Diaspora Nationalism And Jewish Identity In Habsburg Galicia written by Joshua Shanes and has been published by Cambridge University Press this book supported file pdf, txt, epub, kindle and other format this book has been release on 2012-08-06 with History categories.


The triumph of Zionism has clouded recollection of competing forms of Jewish nationalism vying for power a century ago. This study explores alternative ways to construct the modern Jewish nation. Jewish nationalism emerges from this book as a Diaspora phenomenon much broader than the Zionist movement. Like its non-Jewish counterparts, Jewish nationalism was first and foremost a movement to nationalize Jews, to construct a modern Jewish nation while simultaneously masking its very modernity.

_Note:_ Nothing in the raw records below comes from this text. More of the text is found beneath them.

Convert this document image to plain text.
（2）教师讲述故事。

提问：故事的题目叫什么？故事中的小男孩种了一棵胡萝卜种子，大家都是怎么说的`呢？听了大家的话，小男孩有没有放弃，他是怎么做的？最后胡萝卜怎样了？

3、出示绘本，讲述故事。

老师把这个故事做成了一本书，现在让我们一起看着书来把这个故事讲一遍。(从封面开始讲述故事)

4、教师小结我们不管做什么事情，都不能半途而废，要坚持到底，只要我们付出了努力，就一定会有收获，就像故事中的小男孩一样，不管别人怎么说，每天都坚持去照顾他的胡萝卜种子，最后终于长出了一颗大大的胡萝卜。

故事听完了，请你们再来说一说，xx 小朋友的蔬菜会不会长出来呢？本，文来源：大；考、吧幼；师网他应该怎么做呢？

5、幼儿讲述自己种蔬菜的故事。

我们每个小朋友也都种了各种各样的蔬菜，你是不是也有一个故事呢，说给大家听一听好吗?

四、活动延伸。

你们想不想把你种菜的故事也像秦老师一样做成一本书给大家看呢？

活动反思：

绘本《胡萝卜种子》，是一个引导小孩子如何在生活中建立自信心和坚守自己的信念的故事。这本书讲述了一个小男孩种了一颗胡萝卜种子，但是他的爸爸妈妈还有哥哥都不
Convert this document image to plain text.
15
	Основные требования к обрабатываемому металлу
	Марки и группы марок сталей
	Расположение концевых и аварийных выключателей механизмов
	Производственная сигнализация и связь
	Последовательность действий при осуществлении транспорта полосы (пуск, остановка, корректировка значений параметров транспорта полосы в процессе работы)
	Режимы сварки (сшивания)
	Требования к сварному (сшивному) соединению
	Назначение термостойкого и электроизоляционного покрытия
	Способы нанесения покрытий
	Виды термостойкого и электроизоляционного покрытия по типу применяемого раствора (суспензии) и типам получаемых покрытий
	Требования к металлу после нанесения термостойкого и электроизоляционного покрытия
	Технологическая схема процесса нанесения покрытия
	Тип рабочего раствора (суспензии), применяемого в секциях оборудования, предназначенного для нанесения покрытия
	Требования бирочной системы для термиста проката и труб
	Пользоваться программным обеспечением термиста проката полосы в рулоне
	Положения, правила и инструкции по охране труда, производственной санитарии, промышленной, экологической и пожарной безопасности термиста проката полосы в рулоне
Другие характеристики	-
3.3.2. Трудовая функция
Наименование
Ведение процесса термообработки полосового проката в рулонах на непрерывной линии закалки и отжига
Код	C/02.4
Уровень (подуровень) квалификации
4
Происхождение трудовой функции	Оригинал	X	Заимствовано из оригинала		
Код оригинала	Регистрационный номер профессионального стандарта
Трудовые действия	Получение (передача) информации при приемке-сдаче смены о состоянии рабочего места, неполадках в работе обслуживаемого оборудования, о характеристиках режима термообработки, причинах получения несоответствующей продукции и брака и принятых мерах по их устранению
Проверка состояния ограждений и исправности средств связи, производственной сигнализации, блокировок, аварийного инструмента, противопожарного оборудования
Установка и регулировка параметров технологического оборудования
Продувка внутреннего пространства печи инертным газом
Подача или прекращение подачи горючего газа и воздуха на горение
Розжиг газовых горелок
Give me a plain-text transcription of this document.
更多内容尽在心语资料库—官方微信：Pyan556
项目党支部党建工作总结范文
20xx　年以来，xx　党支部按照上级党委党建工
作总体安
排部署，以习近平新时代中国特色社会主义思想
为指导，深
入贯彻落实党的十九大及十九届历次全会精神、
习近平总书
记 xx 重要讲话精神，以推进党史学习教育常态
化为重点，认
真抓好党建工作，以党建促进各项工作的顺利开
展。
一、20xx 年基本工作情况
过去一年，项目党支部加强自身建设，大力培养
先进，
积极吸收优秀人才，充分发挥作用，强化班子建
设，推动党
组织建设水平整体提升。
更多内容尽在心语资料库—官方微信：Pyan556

Diaspora Nationalism and Jewish Identity in Habsburg Galicia traces this process in what was the second largest Jewish community in Europe, Galicia. The history of this vital but very much understudied community of Jews fills a critical lacuna in existing scholarship while revisiting the broader question of how Jewish nationalism - or indeed any modern nationalism - was born. Based on a wide variety of sources, many newly uncovered, this study challenges the still-dominant Zionist narrative by demonstrating that Jewish nationalism was a part of the rising nationalist movements in Europe.